As soon as Riley Smith bagged the role of Levi Scott, he listened to a podcast about Jason Strong and met him in Chicago to understand the lives of those who are wrongly convicted


                            'Proven Innocent' Season 1: Riley Smith was mentored by wrongfully convicted Jason Strong, for the role of Levi Scott

Madeline Scott, played by Rachelle Lefevre, may have been very loosely based on one of the most famous cases of wrongful convictions in recent history, Amanda Knox, but it is Riley Smith's character, Levi Scott, who sheds a true reflection of what life actually is for those who are wrongly convicted and are then proven innocent.
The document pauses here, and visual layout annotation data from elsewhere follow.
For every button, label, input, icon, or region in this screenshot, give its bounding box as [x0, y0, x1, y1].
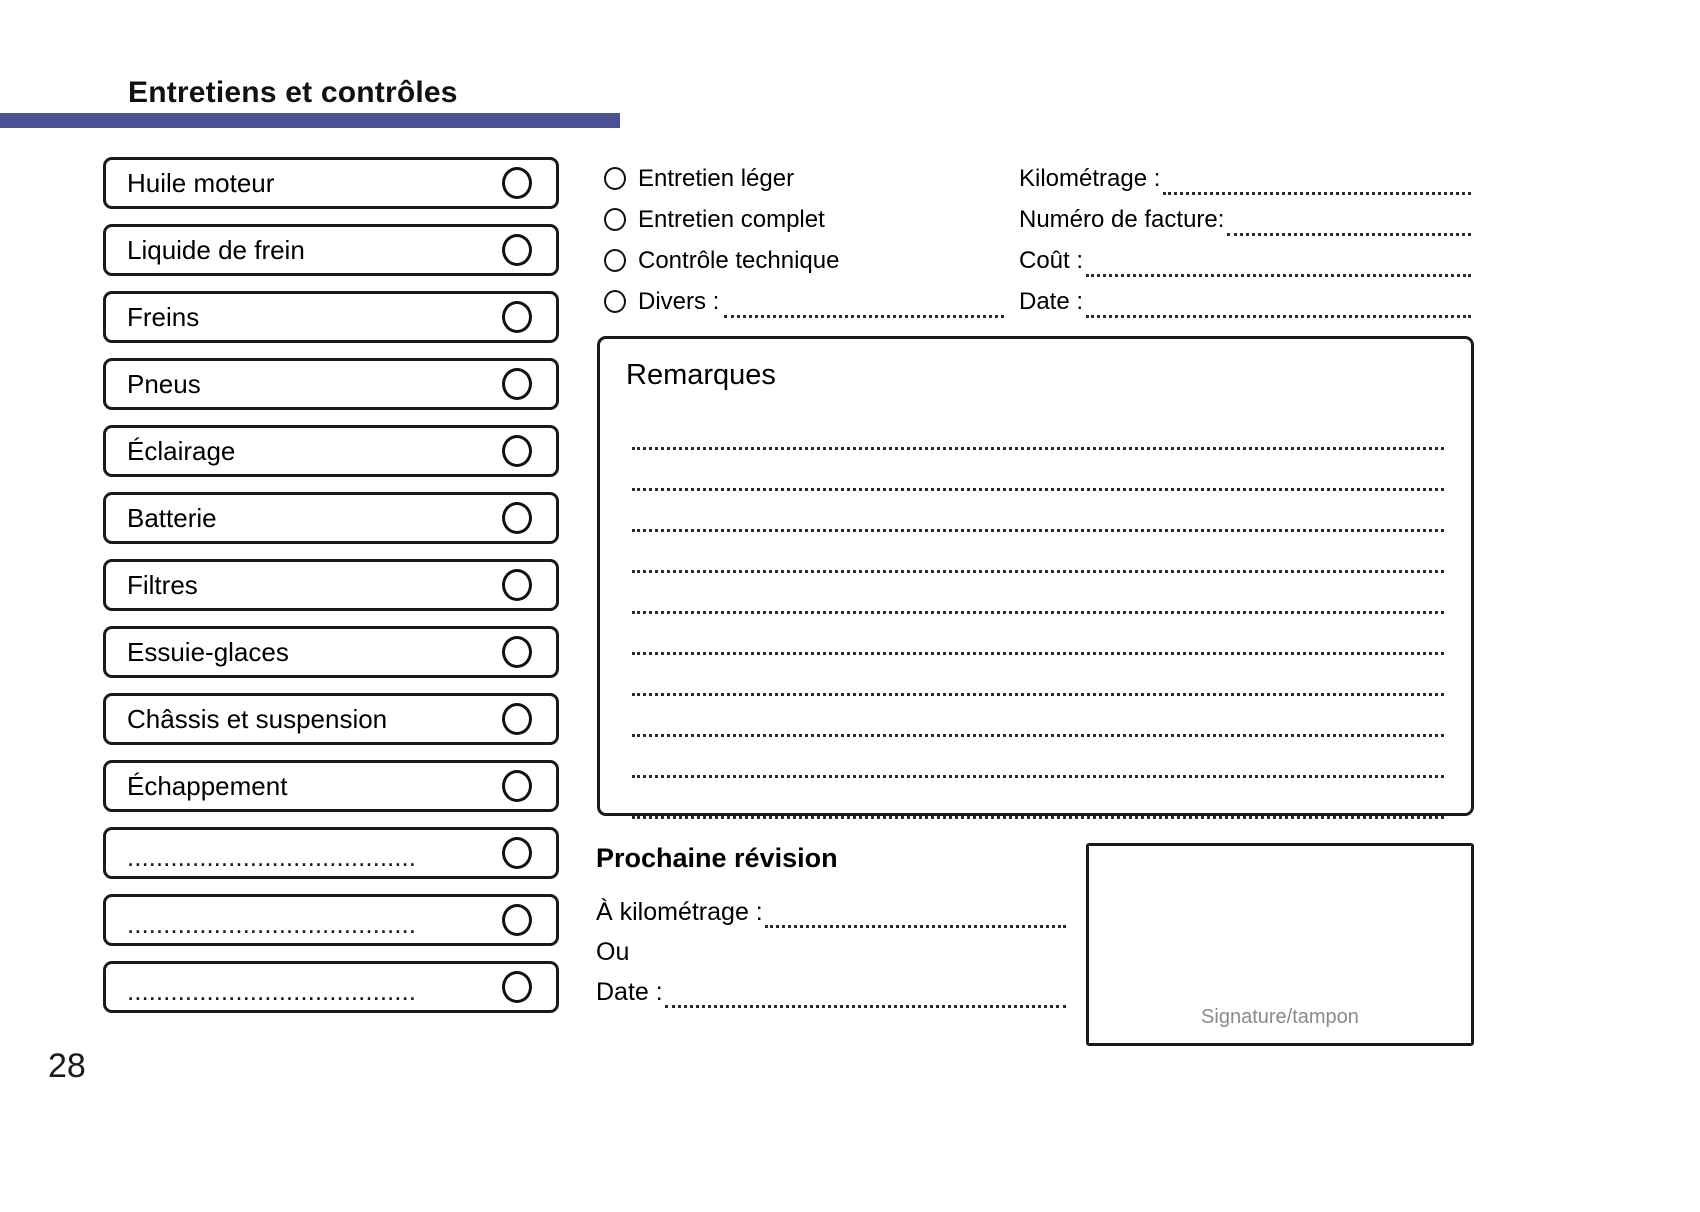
checkbox-circle-icon[interactable]	[502, 904, 532, 936]
dotted-fill-line[interactable]	[1086, 303, 1471, 318]
service-type-option[interactable]: Divers :	[604, 281, 1004, 322]
invoice-field-row: Kilométrage :	[1019, 158, 1471, 199]
service-type-label: Divers :	[638, 287, 720, 315]
checklist-row-blank[interactable]: ........................................	[103, 961, 559, 1013]
invoice-field-label: Date :	[1019, 287, 1084, 315]
title-underline-rule	[0, 113, 620, 128]
checklist-row[interactable]: Liquide de frein	[103, 224, 559, 276]
checklist-item-label: Pneus	[127, 369, 201, 399]
checklist-row[interactable]: Freins	[103, 291, 559, 343]
invoice-field-row: Coût :	[1019, 240, 1471, 281]
service-type-radio-group: Entretien léger Entretien complet Contrôle…	[604, 158, 1004, 322]
next-service-rows: À kilométrage : Ou Date :	[596, 892, 1066, 1012]
maintenance-checklist: Huile moteur Liquide de frein Freins Pneus É…	[103, 157, 559, 1028]
radio-circle-icon[interactable]	[604, 249, 626, 272]
page-title: Entretiens et contrôles	[128, 76, 458, 109]
checklist-row[interactable]: Huile moteur	[103, 157, 559, 209]
service-type-option[interactable]: Contrôle technique	[604, 240, 1004, 281]
radio-circle-icon[interactable]	[604, 208, 626, 231]
signature-caption: Signature/tampon	[1201, 1006, 1359, 1028]
checklist-item-label: ........................................	[127, 911, 416, 937]
checkbox-circle-icon[interactable]	[502, 636, 532, 668]
next-service-title: Prochaine révision	[596, 843, 838, 873]
dotted-fill-line[interactable]	[764, 913, 1066, 928]
radio-circle-icon[interactable]	[604, 290, 626, 313]
next-service-row: Ou	[596, 932, 1066, 972]
next-service-label: Date :	[596, 977, 663, 1006]
service-type-label: Entretien léger	[638, 164, 795, 192]
checkbox-circle-icon[interactable]	[502, 368, 532, 400]
service-type-option[interactable]: Entretien léger	[604, 158, 1004, 199]
service-type-option[interactable]: Entretien complet	[604, 199, 1004, 240]
checklist-item-label: Châssis et suspension	[127, 704, 388, 734]
checklist-item-label: Liquide de frein	[127, 235, 305, 265]
dotted-fill-line[interactable]	[1086, 262, 1471, 277]
remarks-line[interactable]	[632, 573, 1444, 614]
checklist-item-label: Essuie-glaces	[127, 637, 289, 667]
checklist-item-label: Batterie	[127, 503, 217, 533]
remarks-line[interactable]	[632, 655, 1444, 696]
dotted-fill-line[interactable]	[664, 993, 1066, 1008]
remarks-line[interactable]	[632, 737, 1444, 778]
checklist-row[interactable]: Essuie-glaces	[103, 626, 559, 678]
invoice-field-label: Numéro de facture:	[1019, 205, 1225, 233]
checklist-item-label: ........................................	[127, 844, 416, 870]
checkbox-circle-icon[interactable]	[502, 234, 532, 266]
invoice-field-group: Kilométrage : Numéro de facture: Coût : Dat…	[1019, 158, 1471, 322]
checklist-row[interactable]: Batterie	[103, 492, 559, 544]
invoice-field-label: Coût :	[1019, 246, 1084, 274]
checkbox-circle-icon[interactable]	[502, 837, 532, 869]
checklist-row[interactable]: Échappement	[103, 760, 559, 812]
remarks-title: Remarques	[626, 359, 776, 391]
remarks-line[interactable]	[632, 532, 1444, 573]
checkbox-circle-icon[interactable]	[502, 770, 532, 802]
checklist-item-label: Échappement	[127, 771, 288, 801]
checklist-item-label: Filtres	[127, 570, 198, 600]
checklist-row[interactable]: Pneus	[103, 358, 559, 410]
next-service-row: Date :	[596, 972, 1066, 1012]
signature-stamp-box[interactable]: Signature/tampon	[1086, 843, 1474, 1046]
service-type-label: Contrôle technique	[638, 246, 840, 274]
dotted-fill-line[interactable]	[1227, 221, 1471, 236]
next-service-row: À kilométrage :	[596, 892, 1066, 932]
checklist-item-label: Huile moteur	[127, 168, 275, 198]
checklist-item-label: ........................................	[127, 978, 416, 1004]
next-service-section: Prochaine révision À kilométrage : Ou Date…	[596, 843, 1066, 1012]
checkbox-circle-icon[interactable]	[502, 971, 532, 1003]
checkbox-circle-icon[interactable]	[502, 301, 532, 333]
checkbox-circle-icon[interactable]	[502, 569, 532, 601]
remarks-line[interactable]	[632, 696, 1444, 737]
invoice-field-label: Kilométrage :	[1019, 164, 1161, 192]
checklist-row[interactable]: Filtres	[103, 559, 559, 611]
radio-circle-icon[interactable]	[604, 167, 626, 190]
remarks-line[interactable]	[632, 614, 1444, 655]
remarks-box[interactable]: Remarques	[597, 336, 1474, 819]
next-service-label: Ou	[596, 937, 630, 966]
checklist-item-label: Freins	[127, 302, 200, 332]
invoice-field-row: Date :	[1019, 281, 1471, 322]
checkbox-circle-icon[interactable]	[502, 167, 532, 199]
page-number: 28	[48, 1047, 86, 1085]
checklist-item-label: Éclairage	[127, 436, 236, 466]
checklist-row-blank[interactable]: ........................................	[103, 894, 559, 946]
checklist-row[interactable]: Châssis et suspension	[103, 693, 559, 745]
service-type-label: Entretien complet	[638, 205, 825, 233]
remarks-line[interactable]	[632, 450, 1444, 491]
checkbox-circle-icon[interactable]	[502, 703, 532, 735]
dotted-fill-line[interactable]	[1163, 180, 1471, 195]
next-service-label: À kilométrage :	[596, 897, 763, 926]
checklist-row[interactable]: Éclairage	[103, 425, 559, 477]
checklist-row-blank[interactable]: ........................................	[103, 827, 559, 879]
remarks-line[interactable]	[632, 491, 1444, 532]
remarks-line[interactable]	[632, 409, 1444, 450]
checkbox-circle-icon[interactable]	[502, 435, 532, 467]
remarks-writing-lines	[632, 409, 1444, 819]
dotted-fill-line[interactable]	[724, 303, 1004, 318]
invoice-field-row: Numéro de facture:	[1019, 199, 1471, 240]
remarks-line[interactable]	[632, 778, 1444, 819]
checkbox-circle-icon[interactable]	[502, 502, 532, 534]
Cue, in a recent interview, Smith said; "As close as they are, and they both went through the same 10 years in prison, you see, kind of, two sides of their coin."

Riley Smith's Levi Scott (Fox)
Riley Smith's Levi Scott (Fox)

"One becomes a famous attorney to represent wrongfully convicted people, and then Levi kind of represents the mass majority of people that get out of prison, which is you have a dark cloud over you and people still think you’re guilty," he stated.
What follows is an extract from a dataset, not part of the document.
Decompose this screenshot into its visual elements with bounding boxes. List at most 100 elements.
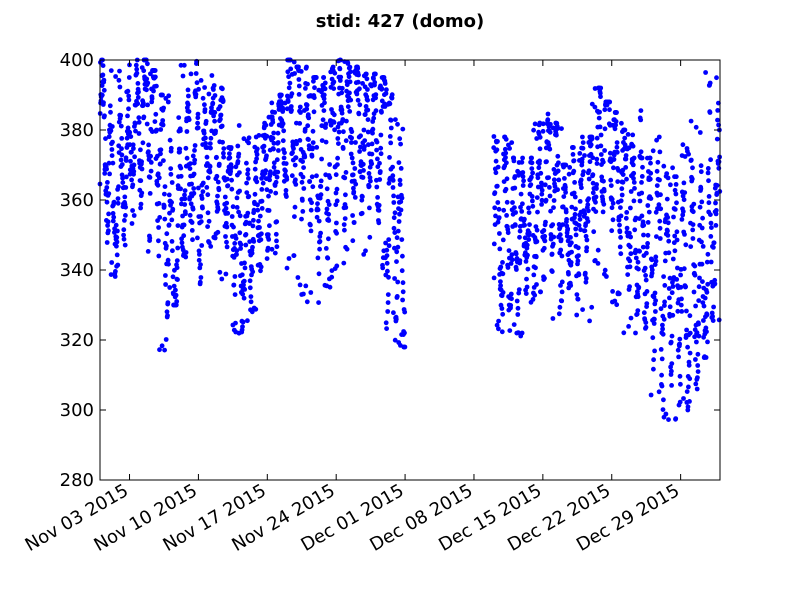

In the very first episode itself, the contrast between the Scott siblings is striking. Madeline is all suited up to take up wrongful conviction cases, and goes against Gore Bellows (Kelsey Grammer), the prosecutor who put them behind bars, and even manages to win all the cases. Levi, on the other hand, struggles to hold his life together. Despite working as a sports coach, he is immediately fired later in the episode.

He was happy till the time he had a job, or something to keep him occupied, but when the job is taken away from him, he spirals back into drugs and depression, which leads him to become a suspect again, mainly in the eyes of his own sister.

Smith said on taking up the role Levi Scott, he was mentored by Jason Strong, another famous case of wrongful conviction. Strong served 15 years in jail for a murder he did not commit. He was arrested by Waukegan police in Illinois and was wrongfully convicted for the murder of Mary Kate Sunderlin in 2000. He was released in May 2015.

In Strong's interview with the Chicago Tribune, he spoke about the loneliest day of his life, which was the day he was wrongfully convicted. He broke down talking about his experience and says; "Life goes on but we don't."

When Smith bagged the role, he listened to a podcast about Jason and met him in Chicago. "I’ve learned so much about this process, and it’s just a really unfair situation," Smith said. "It’s hard to have relationships, and it’s hard to get jobs, and Levi carries an addiction that he picked up basically in prison that he’s trying to shake," Smith said adding Levi will go face to face with Bellows in later seasons and find the murderer of Rosemary Lynch because that is the only and ultimate way to clear his name. 

An article by an online privacy company, Abine noted that once a person is convicted, and is proven innocent, the person still remains guilty. Why? Because of the internet era. Pointing to Google, the report suggests that once a person is arrested, it's reported by a local newspaper, and the charges are dropped and he/she is proven innocent, the original article on the internet continues to live. "Now whenever anyone searches that person’s name, the arrest is one of the top Google results even though [they] weren’t guilty," the article reads.

The consequences of this are many, very much like what Levi Scott is facing. There's difficulty in getting a job or even getting into a relationship. "It seems unfair that even though the judicial system saw fit to remove all traces of the arrest from the person’s record, there’s no corresponding requirement that the local newspaper do the same. What’s the point of expunging a record when anyone with internet access can bring up an old, bogus arrest? Even if a court of law drops the matter, the court of public opinion has condemned that person for life," the article states.